The idea of that depresses me and makes my heart ache for him, but it kicks my brain into overdrive thinking about it, because he didn't seem to mind it.  When I last saw him, he seemed as mentally active as ever, and not at all bummed out or depressed.  He lived the way he wanted to live, and I believe that freedom made him happy.

It's a noble thing to proclaim "no regrets," but it's mostly impossible.  I'm sure Don had his fair share, but he seemed to be a man who could come to terms with truths better than the average person.  Dad always said Don had a scientific mind, and it's certainly true.  He made decisions based on great reflection and weighing of rational thought and quantifiable evidence.  He could be stubborn, but that word implies that he was face to face with truth, and chose to disregard it.  He was a man who decided his own truth rather than have it decided for him.  He bought in to no belief system that I could tell beyond the one he had spent a lifetime refining based on his own studies and experiences.  He bucked societal norms that he considered outdated and allowed himself the freedom to truly explore his mind and his place within the world.

However solitary his life may have been, it was not one devoid of creativity and beauty.  A source of great pride amongst our family, my uncle Don's paintings and drawings were professional quality; indeed, he dedicated a period of his life to art and the act of creating it.  And I learned of other interests during my time rummaging through his possessions - he collected guns, he enjoyed music (and may have even played banjo), and he even enjoyed video games.  He had a taste for Kurt Vonnegut, and had amassed an entire workshop to craft and repair machines and electronics.  His time as a prospector had yielded dozens of interesting and valuable arrowheads, gems, and bits of pottery.

I also learned a lot about my family while I was in Arizona.  Uncle Don (and before and along with him, my grandma) kept everything that anyone ever sent to them.  I hastily collected anything I could find with a name I recognized, so those items could be returned to the senders.  There were exactly three items from me - each announcing a graduation from one institution or another.  My sister, Heather, had sent numerous letters and pieces of artwork to Don throughout the years.  I was touched that she had such a correspondence with him, but it made me feel sad that I had not tried harder throughout the years to keep in touch.  He would have written me back.  He always did.  The last check he ever wrote was to my dad for Christmas - a small amount of money to divide amongst the family.

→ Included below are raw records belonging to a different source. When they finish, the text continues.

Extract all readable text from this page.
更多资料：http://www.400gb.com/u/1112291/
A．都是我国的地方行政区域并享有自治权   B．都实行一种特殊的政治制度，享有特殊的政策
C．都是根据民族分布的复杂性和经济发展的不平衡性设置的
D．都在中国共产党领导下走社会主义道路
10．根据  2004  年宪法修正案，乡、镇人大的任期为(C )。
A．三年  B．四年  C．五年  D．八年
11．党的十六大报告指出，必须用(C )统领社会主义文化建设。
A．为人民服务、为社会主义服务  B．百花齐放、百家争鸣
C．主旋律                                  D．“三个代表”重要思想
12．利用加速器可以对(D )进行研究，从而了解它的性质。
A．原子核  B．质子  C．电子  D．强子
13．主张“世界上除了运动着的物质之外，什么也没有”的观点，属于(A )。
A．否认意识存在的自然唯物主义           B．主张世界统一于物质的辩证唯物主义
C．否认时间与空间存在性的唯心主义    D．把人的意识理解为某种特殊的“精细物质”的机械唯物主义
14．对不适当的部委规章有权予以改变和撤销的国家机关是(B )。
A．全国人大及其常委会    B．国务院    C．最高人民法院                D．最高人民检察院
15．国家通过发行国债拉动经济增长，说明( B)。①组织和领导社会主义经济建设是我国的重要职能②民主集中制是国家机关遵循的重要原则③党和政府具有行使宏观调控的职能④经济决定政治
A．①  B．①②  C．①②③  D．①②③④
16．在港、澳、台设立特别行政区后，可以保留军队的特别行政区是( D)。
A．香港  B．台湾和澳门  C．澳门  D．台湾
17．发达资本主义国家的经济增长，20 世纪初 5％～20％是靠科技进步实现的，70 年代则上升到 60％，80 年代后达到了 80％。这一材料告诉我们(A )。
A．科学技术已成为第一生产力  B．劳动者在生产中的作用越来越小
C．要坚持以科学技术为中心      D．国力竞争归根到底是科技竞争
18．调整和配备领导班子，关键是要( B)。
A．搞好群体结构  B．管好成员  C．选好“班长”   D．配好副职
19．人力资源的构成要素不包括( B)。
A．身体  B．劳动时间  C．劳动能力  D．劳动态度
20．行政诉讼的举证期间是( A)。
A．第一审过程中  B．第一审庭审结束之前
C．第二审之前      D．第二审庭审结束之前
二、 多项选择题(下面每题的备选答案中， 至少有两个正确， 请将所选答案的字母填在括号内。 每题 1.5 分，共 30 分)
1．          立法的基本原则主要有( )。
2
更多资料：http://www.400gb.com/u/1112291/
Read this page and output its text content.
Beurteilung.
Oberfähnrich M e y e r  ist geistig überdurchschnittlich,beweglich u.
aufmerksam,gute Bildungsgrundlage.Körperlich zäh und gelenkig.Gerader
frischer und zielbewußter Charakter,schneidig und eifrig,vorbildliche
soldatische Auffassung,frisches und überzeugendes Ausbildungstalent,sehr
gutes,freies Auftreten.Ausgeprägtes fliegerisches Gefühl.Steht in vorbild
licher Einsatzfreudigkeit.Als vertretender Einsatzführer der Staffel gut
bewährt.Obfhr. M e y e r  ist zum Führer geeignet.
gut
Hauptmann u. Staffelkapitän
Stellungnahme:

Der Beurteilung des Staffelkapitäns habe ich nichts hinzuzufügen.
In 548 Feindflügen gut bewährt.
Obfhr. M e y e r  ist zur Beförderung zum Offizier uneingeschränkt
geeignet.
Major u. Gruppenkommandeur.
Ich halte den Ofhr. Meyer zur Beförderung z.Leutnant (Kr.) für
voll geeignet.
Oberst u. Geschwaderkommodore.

He was a good man.  He was also a moral man, and steadfast in his beliefs.  He evinced a hard facade, but finding so many years worth of sentimental items collected and carefully stored showed me a welcome glimpse of the soft-hearted man inside.  I didn't know how much I needed to see it until it was there in front of me.

Time catches up to all of us in the end, and uncle Don was no exception.  And once it catches up, it keeps right on moving by.  We buried him at the foot of his mother's grave, in a cemetery overlooking the land on which he had lived most of his life.  There is no marker over him save for a large quartz I found outside his house - almost certainly a find on one of his expeditions.  It seemed like a particularly inauspicious way to go out, but it also seems fitting - uncle Don was never much for fanfare.

So there it is.  I confess that, before his death, I thought about him rarely.  But since his death and my time spent in Arizona, I think about him every day.  Not just wondering what his last few days were like, although that is certainly part of it (and the expected "maybe if I had been there I could have helped him" thoughts), but also reflecting on a life spent alone.  There were daily acquaintances, and everyone in his small town "knew" him, but at the end of the day he had only himself to answer to.  There's a certain stark beauty in that.  A certain kind of purity.  And it was evident that the life he led was full of the things that were important to him, including family and friends, although we all lived so far away.

He has left me more than stories; more than images.  Since his death, I feel in a way I just didn't before.  Emotions and memories, sure, but also a kind of clarity.  A kind of intrinsic comprehension linked by blood.  It's almost as if he has become part of me.  I don't know how to describe it any better than that.  There was a great commonality between us that only became apparent to me after his death and my uncovering so much history in his house, and in his town. 

I regret it took me so long to realize it, but I know now I was always meant to.  Time catches up to all of us - sooner or later.